Keith Packard keithp at keithp.com
Sat Dec 10 12:24:07 PST 2011


On Sat, 10 Dec 2011 14:16:59 -0500, Gaetan Nadon <memsize at videotron.ca> wrote:

> We would be back to square one. It would only be a macro name change.

Can you explain what the plan was for these patches? For my own use, I'd
like to see us have three sets of flags:

 1) compiler flags -- things that affect code generation, like
    -fno-strict-aliasing and -std=gnu99. These should never be disabled
    for any reason.

 2) default warning flags -- things that we expect people to listen to,
    and for which we would expect code to not violate. Anything built
    with these flags "shouldn't" generate any warnings today. These
    should be things that mark likely bugs, or at least unsafe coding
    styles. Patches to reduce these warnings should be treated like
    regular bug fixes.

 3) verbose warning flags. In our ideal world, none of our code would
    generate any of these warnings. Depending on the platform, this
    may not be achievable though. New code and patches should not
    generate any of these warnings, as far as is practical given the
    potential platform issues.

> That's a possibility, if they also ignore the aliasing warnings.

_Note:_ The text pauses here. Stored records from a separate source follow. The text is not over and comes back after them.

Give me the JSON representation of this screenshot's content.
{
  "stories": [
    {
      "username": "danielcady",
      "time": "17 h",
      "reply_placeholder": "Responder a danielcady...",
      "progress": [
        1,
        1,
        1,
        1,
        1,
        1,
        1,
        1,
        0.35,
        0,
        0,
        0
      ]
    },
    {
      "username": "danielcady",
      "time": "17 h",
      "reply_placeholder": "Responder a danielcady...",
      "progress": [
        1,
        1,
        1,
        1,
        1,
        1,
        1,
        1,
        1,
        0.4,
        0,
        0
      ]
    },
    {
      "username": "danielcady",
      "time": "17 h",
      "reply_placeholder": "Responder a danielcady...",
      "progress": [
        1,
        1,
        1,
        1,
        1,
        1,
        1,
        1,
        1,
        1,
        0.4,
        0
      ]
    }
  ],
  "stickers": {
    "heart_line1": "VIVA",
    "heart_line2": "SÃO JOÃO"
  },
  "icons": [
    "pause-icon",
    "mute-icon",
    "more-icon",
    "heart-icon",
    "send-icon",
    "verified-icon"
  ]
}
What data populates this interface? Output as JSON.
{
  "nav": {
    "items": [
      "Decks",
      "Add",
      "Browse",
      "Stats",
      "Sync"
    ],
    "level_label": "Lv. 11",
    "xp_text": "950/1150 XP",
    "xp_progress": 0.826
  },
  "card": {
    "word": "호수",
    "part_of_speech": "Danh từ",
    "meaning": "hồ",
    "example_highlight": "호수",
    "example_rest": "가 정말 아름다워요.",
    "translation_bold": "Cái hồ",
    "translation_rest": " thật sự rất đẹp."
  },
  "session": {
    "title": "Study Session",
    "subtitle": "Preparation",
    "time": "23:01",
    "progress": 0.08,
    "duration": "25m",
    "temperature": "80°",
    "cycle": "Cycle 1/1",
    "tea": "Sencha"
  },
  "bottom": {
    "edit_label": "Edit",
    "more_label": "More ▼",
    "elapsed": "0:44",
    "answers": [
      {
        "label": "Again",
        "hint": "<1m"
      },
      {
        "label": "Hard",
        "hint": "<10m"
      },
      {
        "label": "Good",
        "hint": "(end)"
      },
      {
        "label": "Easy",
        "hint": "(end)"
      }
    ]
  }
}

Making sure that the warnings we enable by default don't bury people in
data will help this a lot, of course.

> Note that only 13 drivers use CWARNFLAGS. All others don't have
> -fno-strict-aliasing. They don't even get the warnings about breaking
> aliasing rules!

Yeah, drivers are not the most likely problem here; it's code dealing
with the wire protocol, which often means client-side code. Ideally,
I'd like to see warnings about possible aliasing rule violations, but
have the code generated under the traditional C rules.

> Perhaps a different macro for xserver + any other modules deemed to be
> in need of -fno-strict-aliasing. I don't think we have a definite list
> of such modules.

I don't know why you'd ever compile without -fno-strict-aliasing.